I’m interested in safeguards – and this is not intended necessarily to be a softball question. Are you not concerned that someday there will indeed be budgetary pressures where people say, you know, after someone turns 90 years old, if he gets a little bit sick, maybe feels that this life is not necessarily likely to be productive and so on, that there would be pressures to suspend that type of medical treatment? And will there not be a slippery slope that first you start with people who are absolutely identifiable as terminal, which you say this turns on, that there would be a slippery slope to expand that?
MR. RABEN: I think it’s a perfect question. And I think it’s a question that proves too much. That if you are legitimately concerned about that, your problem isn’t Oregon, which, as I said, is the only state in the nation that creates an administrative procedure, a transparent process for regulation and review, administrative claim if you think it isn’t being handled right. If a family member disagrees with the decision, they can make some noise. I don’t know that they would necessarily be found to have standing, but they can make some noise to slow it down.
In every other state, if you’re worried about what you’re worried about, there is a crisis out there. HMOs and hospitals and families are making decisions about the value of people’s lives and the worth of people’s lives based on variables that you may not approve of, i.e., budget crunches, in a spectacle that I don’t even need to use rhetoric about. Didn’t we just see that at St. Rita’s Nursing Home in Louisiana where we lost a lot of elderly people because – and I don’t obviously – I haven’t read the interrogatory and the response, but wasn’t there perhaps an economic element to that decision – you know, it’s a little expensive. Maybe – I don’t know, I don’t know.
So if you’re worried about what you’re worried about – and you are and so am I – Oregon is a solution, it’s not a problem. The problem is out there in every hospital corridor right now, in every hospice, in every living room, in every sick room, in every church-visiting nursing route – lots of people are making decisions about the value of the next couple weeks of somebody’s life, and I would encourage you to get out there as the Federalist Society and worry about it and bring causes of action on under-treatment of pain, bring causes of action when HMOs say, gee, I don’t know; you have reached up against your limit.
And I would really encourage you – people who love life and love the Lord and love the value of life – to use the courts; get out there and help people. Make sure they have pain management. Make sure families aren’t coercing them. The disabled need your help. They are totally vulnerable. So get out there, get your armies of volunteers to help them. The Oregon law is the only safeguard I have seen.

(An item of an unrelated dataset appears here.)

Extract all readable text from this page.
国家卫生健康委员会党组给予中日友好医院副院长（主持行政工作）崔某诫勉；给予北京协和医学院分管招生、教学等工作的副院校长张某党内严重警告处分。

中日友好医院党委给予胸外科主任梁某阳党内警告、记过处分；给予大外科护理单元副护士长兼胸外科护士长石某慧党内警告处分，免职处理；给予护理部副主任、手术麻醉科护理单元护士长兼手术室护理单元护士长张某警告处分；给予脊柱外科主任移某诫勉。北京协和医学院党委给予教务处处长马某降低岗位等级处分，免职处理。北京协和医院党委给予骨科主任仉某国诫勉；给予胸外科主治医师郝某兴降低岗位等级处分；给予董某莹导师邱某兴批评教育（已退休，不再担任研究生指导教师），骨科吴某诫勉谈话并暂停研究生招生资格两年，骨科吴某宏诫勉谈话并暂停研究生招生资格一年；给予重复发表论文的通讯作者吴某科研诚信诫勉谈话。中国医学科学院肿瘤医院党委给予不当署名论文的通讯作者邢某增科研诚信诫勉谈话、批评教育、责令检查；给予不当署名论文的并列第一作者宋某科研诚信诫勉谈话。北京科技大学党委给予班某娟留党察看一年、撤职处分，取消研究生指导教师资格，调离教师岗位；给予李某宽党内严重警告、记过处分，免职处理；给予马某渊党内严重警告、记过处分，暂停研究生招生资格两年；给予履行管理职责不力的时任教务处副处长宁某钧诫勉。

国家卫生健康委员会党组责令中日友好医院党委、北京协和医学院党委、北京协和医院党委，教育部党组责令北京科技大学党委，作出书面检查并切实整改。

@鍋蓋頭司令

MR. WHELAN: Two very brief responses, and then I apologize, I need to run. I would love to talk with those of you who are interested, but I just can’t. I am not an expert on this, but I think if you’ll do some research on the Internet, you’ll discover that Oregon is not the paradise that is being depicted here, that indeed there has been all sorts of rationing in ways that do discriminate against the old and the vulnerable. That is my strong impression. I don’t have the facts on my fingertips but please look it up.
Second, on the slippery slope, I think you’re very right about that slippery slope. I would only say that I wouldn’t totally agree with that argument because I think it’s enough that Oregon would take us off the cliff. There is not much of a slope to slide down at that point.
MR. MORELAND: Please join me in thanking our two panelists for their thoughtful remarks. And thank you to the sponsors, the American Constitution Society, the Pew Forum and the Federalist Society for this event. Thank you for coming.
(END)
*Many questioners declined to identify themselves.